如何在java中正确获取little-endian整数
问题描述:
我需要得到64位小端整数作为字节数组,高32位归零,低32位包含一些整数,假设它是51。
I need to get 64-bit little-endian integer as byte-array with upper 32 bits zeroed and lower 32 bits containing some integer number, let say it's 51.
现在我这样做了:
byte[] header = ByteBuffer
.allocate(8)
.order(ByteOrder.LITTLE_ENDIAN)
.putInt(51)
.array();
但我不确定这是不是正确的方法。我做得对吗?
But I'm not sure is it the right way.
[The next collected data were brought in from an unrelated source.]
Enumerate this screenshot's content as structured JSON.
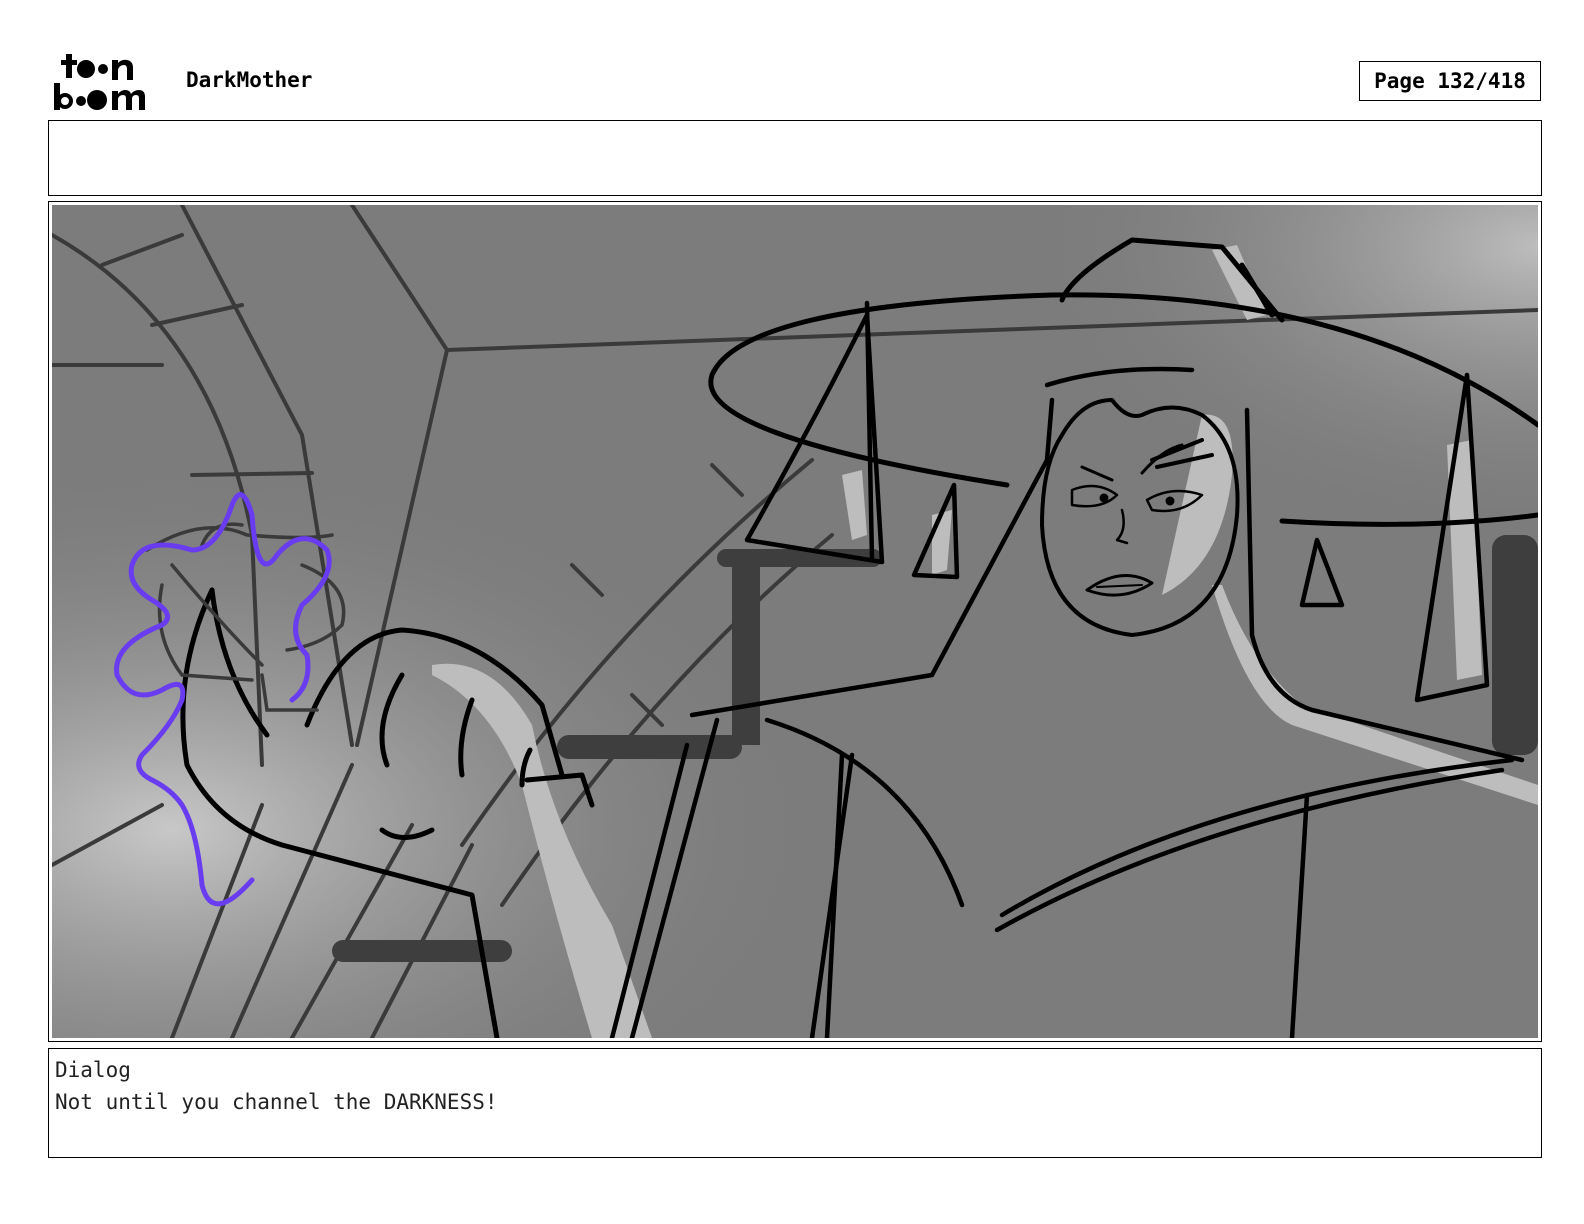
{
  "header": {
    "logo_text": "toon boom",
    "project_title": "DarkMother",
    "page_counter": "Page 132/418"
  },
  "notes": {
    "text": ""
  },
  "panel": {
    "palette": {
      "background": "#7c7c7c",
      "light": "#bdbdbd",
      "dark": "#3e3e3e",
      "ink": "#000000",
      "magic": "#6a3cf0"
    }
  },
  "dialog": {
    "label": "Dialog",
    "text": "Not until you channel the DARKNESS!"
  }
}
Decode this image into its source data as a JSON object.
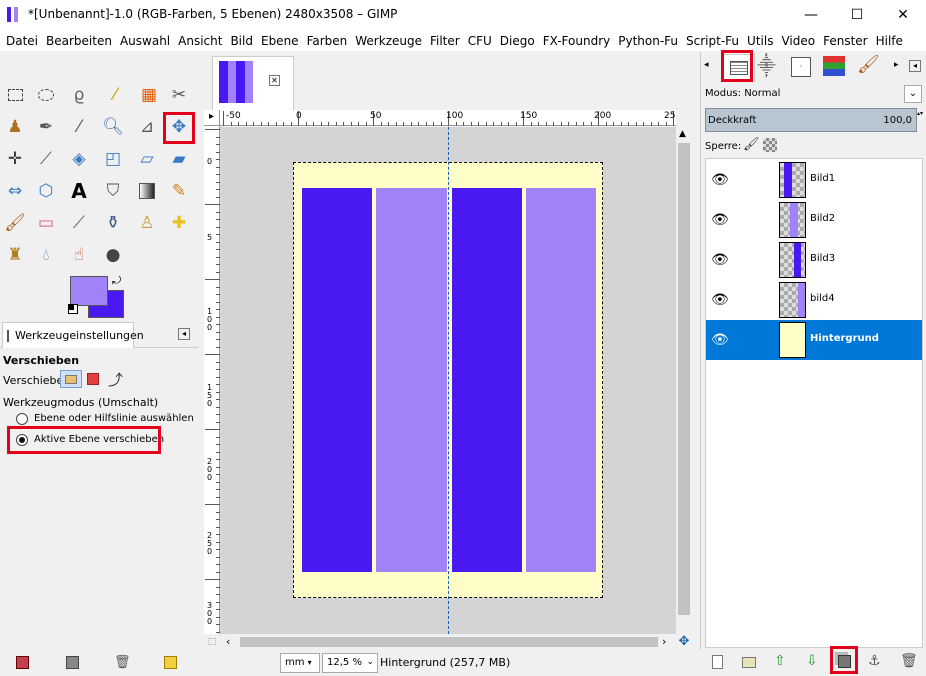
{
  "window": {
    "title": "*[Unbenannt]-1.0 (RGB-Farben, 5 Ebenen) 2480x3508 – GIMP",
    "controls": [
      "—",
      "☐",
      "✕"
    ]
  },
  "menu": [
    "Datei",
    "Bearbeiten",
    "Auswahl",
    "Ansicht",
    "Bild",
    "Ebene",
    "Farben",
    "Werkzeuge",
    "Filter",
    "CFU",
    "Diego",
    "FX-Foundry",
    "Python-Fu",
    "Script-Fu",
    "Utils",
    "Video",
    "Fenster",
    "Hilfe"
  ],
  "colors": {
    "foreground": "#a182f8",
    "background": "#4a18f0",
    "stripe_dark": "#4a18f0",
    "stripe_light": "#a182f8",
    "canvas_bg": "#fffdc8",
    "highlight": "#e2001a",
    "selection": "#0078d7"
  },
  "tool_options": {
    "tab_label": "Werkzeugeinstellungen",
    "tool_name": "Verschieben",
    "move_label": "Verschieben:",
    "mode_label": "Werkzeugmodus (Umschalt)",
    "option1": "Ebene oder Hilfslinie auswählen",
    "option2": "Aktive Ebene verschieben"
  },
  "ruler": {
    "top_labels": [
      "-50",
      "0",
      "50",
      "100",
      "150",
      "200",
      "25"
    ],
    "left_labels": [
      "0",
      "5",
      "1 0 0",
      "1 5 0",
      "2 0 0",
      "2 5 0",
      "3 0 0",
      "3"
    ]
  },
  "status": {
    "unit": "mm",
    "zoom": "12,5 %",
    "info": "Hintergrund (257,7 MB)"
  },
  "layers_panel": {
    "mode_label": "Modus: Normal",
    "opacity_label": "Deckkraft",
    "opacity_value": "100,0",
    "lock_label": "Sperre:",
    "layers": [
      {
        "name": "Bild1"
      },
      {
        "name": "Bild2"
      },
      {
        "name": "Bild3"
      },
      {
        "name": "bild4"
      },
      {
        "name": "Hintergrund"
      }
    ]
  }
}
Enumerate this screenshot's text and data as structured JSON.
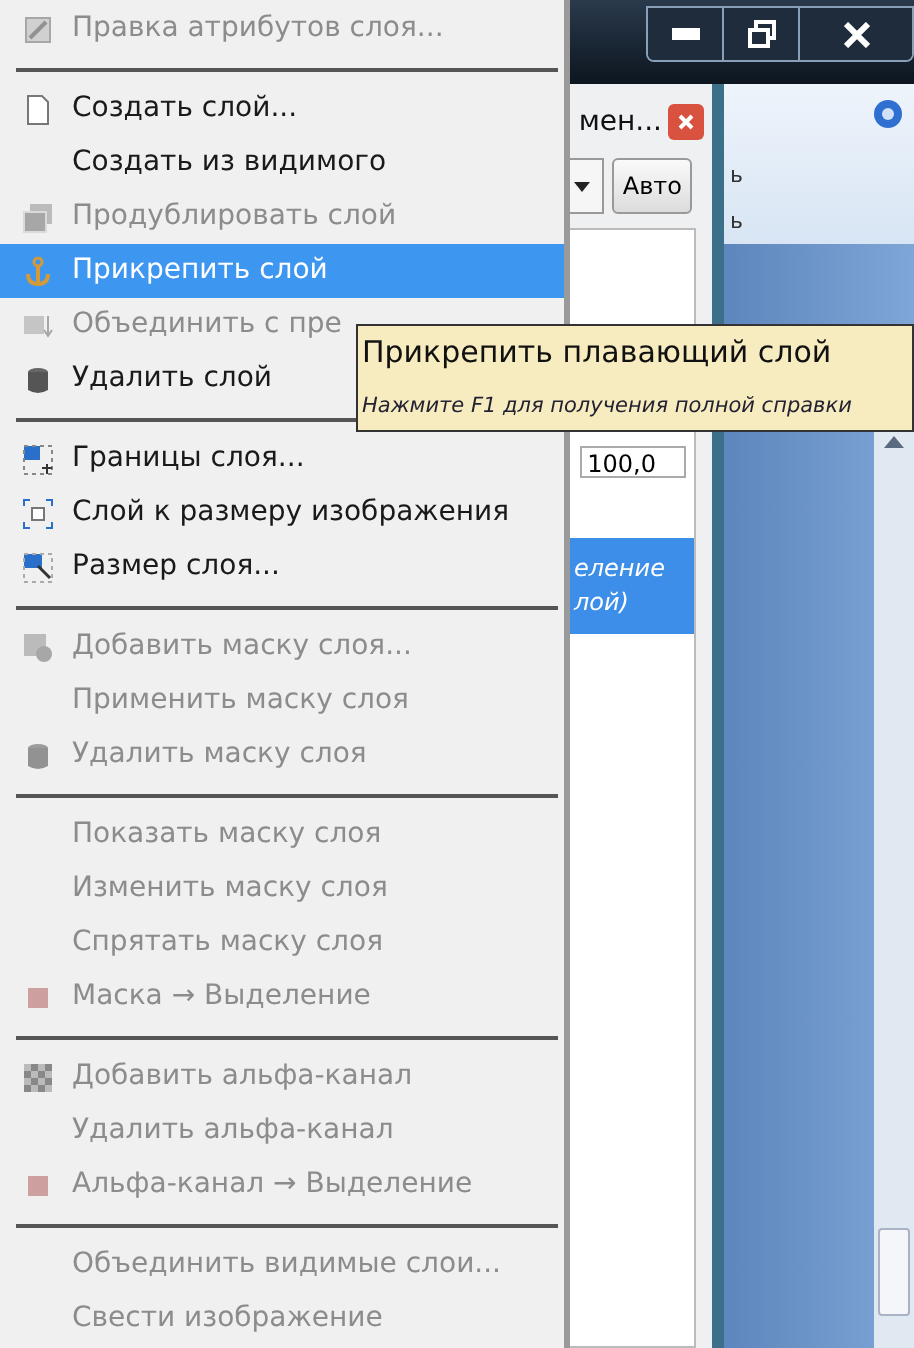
{
  "ribbon": {
    "column_1": [
      "ь",
      "ь"
    ]
  },
  "dialog": {
    "title": "мен...",
    "mode_button": "Авто",
    "opacity": "100,0",
    "layer_row": {
      "line_1": "еление",
      "line_2": "лой)",
      "selected": true
    }
  },
  "menu": {
    "items": [
      {
        "kind": "item",
        "label": "Правка атрибутов слоя...",
        "disabled": true,
        "selected": false
      },
      {
        "kind": "separator"
      },
      {
        "kind": "item",
        "label": "Создать слой...",
        "disabled": false,
        "selected": false
      },
      {
        "kind": "item",
        "label": "Создать из видимого",
        "disabled": false,
        "selected": false
      },
      {
        "kind": "item",
        "label": "Продублировать слой",
        "disabled": true,
        "selected": false
      },
      {
        "kind": "item",
        "label": "Прикрепить слой",
        "disabled": false,
        "selected": true
      },
      {
        "kind": "item",
        "label": "Объединить с пре",
        "disabled": true,
        "selected": false
      },
      {
        "kind": "item",
        "label": "Удалить слой",
        "disabled": false,
        "selected": false
      },
      {
        "kind": "separator"
      },
      {
        "kind": "item",
        "label": "Границы слоя...",
        "disabled": false,
        "selected": false
      },
      {
        "kind": "item",
        "label": "Слой к размеру изображения",
        "disabled": false,
        "selected": false
      },
      {
        "kind": "item",
        "label": "Размер слоя...",
        "disabled": false,
        "selected": false
      },
      {
        "kind": "separator"
      },
      {
        "kind": "item",
        "label": "Добавить маску слоя...",
        "disabled": true,
        "selected": false
      },
      {
        "kind": "item",
        "label": "Применить маску слоя",
        "disabled": true,
        "selected": false
      },
      {
        "kind": "item",
        "label": "Удалить маску слоя",
        "disabled": true,
        "selected": false
      },
      {
        "kind": "separator"
      },
      {
        "kind": "item",
        "label": "Показать маску слоя",
        "disabled": true,
        "selected": false
      },
      {
        "kind": "item",
        "label": "Изменить маску слоя",
        "disabled": true,
        "selected": false
      },
      {
        "kind": "item",
        "label": "Спрятать маску слоя",
        "disabled": true,
        "selected": false
      },
      {
        "kind": "item",
        "label": "Маска → Выделение",
        "disabled": true,
        "selected": false
      },
      {
        "kind": "separator"
      },
      {
        "kind": "item",
        "label": "Добавить альфа-канал",
        "disabled": true,
        "selected": false
      },
      {
        "kind": "item",
        "label": "Удалить альфа-канал",
        "disabled": true,
        "selected": false
      },
      {
        "kind": "item",
        "label": "Альфа-канал → Выделение",
        "disabled": true,
        "selected": false
      },
      {
        "kind": "separator"
      },
      {
        "kind": "item",
        "label": "Объединить видимые слои...",
        "disabled": true,
        "selected": false
      },
      {
        "kind": "item",
        "label": "Свести изображение",
        "disabled": true,
        "selected": false
      }
    ]
  },
  "tooltip": {
    "title": "Прикрепить плавающий слой",
    "hint": "Нажмите F1 для получения полной справки"
  }
}
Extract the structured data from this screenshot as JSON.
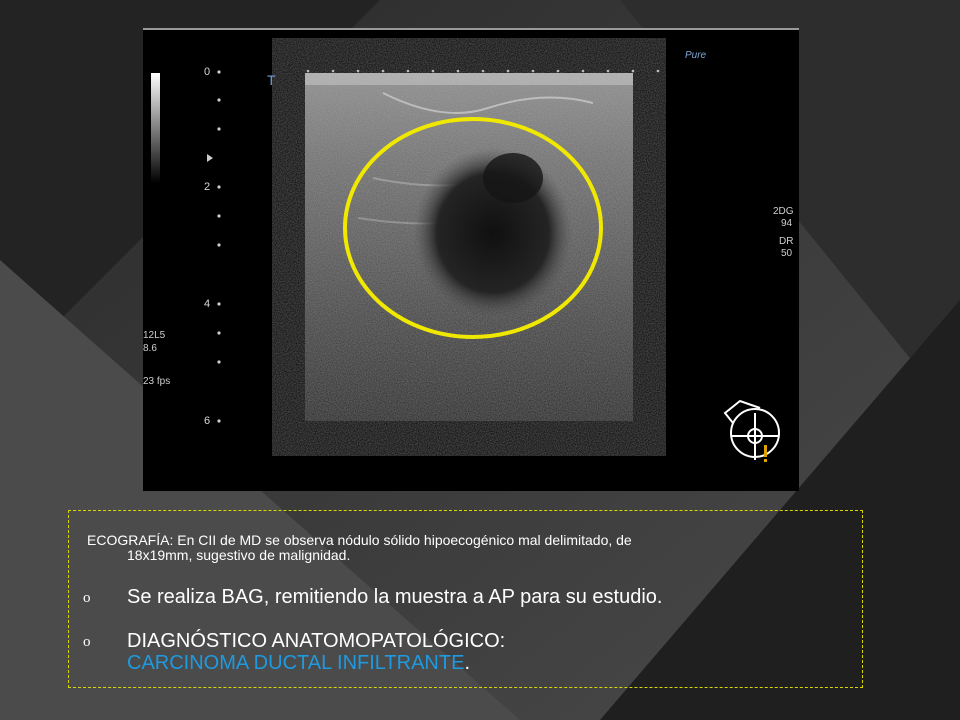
{
  "ultrasound": {
    "probe": "12L5",
    "frequency": "8.6",
    "fps": "23 fps",
    "gain": "2DG",
    "gain_value": "94",
    "dr": "DR",
    "dr_value": "50",
    "depth_marks": [
      "0",
      "2",
      "4",
      "6"
    ],
    "logo": "Pure",
    "colors": {
      "circle": "#f0e800",
      "marker": "#e0a000"
    }
  },
  "report": {
    "finding": "ECOGRAFÍA: En CII de MD se observa nódulo sólido hipoecogénico mal delimitado, de",
    "finding_cont": "18x19mm, sugestivo de malignidad.",
    "bullet_symbol": "o",
    "bullet1": "Se realiza BAG, remitiendo la muestra a AP para su estudio.",
    "bullet2_label": "DIAGNÓSTICO ANATOMOPATOLÓGICO:",
    "bullet2_diagnosis": "CARCINOMA DUCTAL INFILTRANTE",
    "bullet2_end": ".",
    "colors": {
      "diagnosis": "#1e9ae0",
      "border": "#d8d800"
    }
  }
}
Am I doing it right?
答
如何尝试以下方法:
private static byte[] encodeHeader(long size) {
if (size < 0 || size >= (1L << Integer.SIZE)) {
throw new IllegalArgumentException("size negative or larger than 32 bits: " + size);
}
byte[] header = ByteBuffer
.allocate(Long.BYTES)
.order(ByteOrder.LITTLE_ENDIAN)
.putInt((int) size)
.array();
return header;
}
就我个人而言,我认为它更清晰,你可以使用完整的32位。
Personally this I think it's even more clear and you can use the full 32 bits.
我忽略了这里的标志,你可以单独传递这些标志。我已经改变了答案,缓冲区的位置放在大小的末尾。
I'm disregarding the flags here, you could pass those separately. I've changed the answer in such a way that the position of the buffer is placed at the end of the size.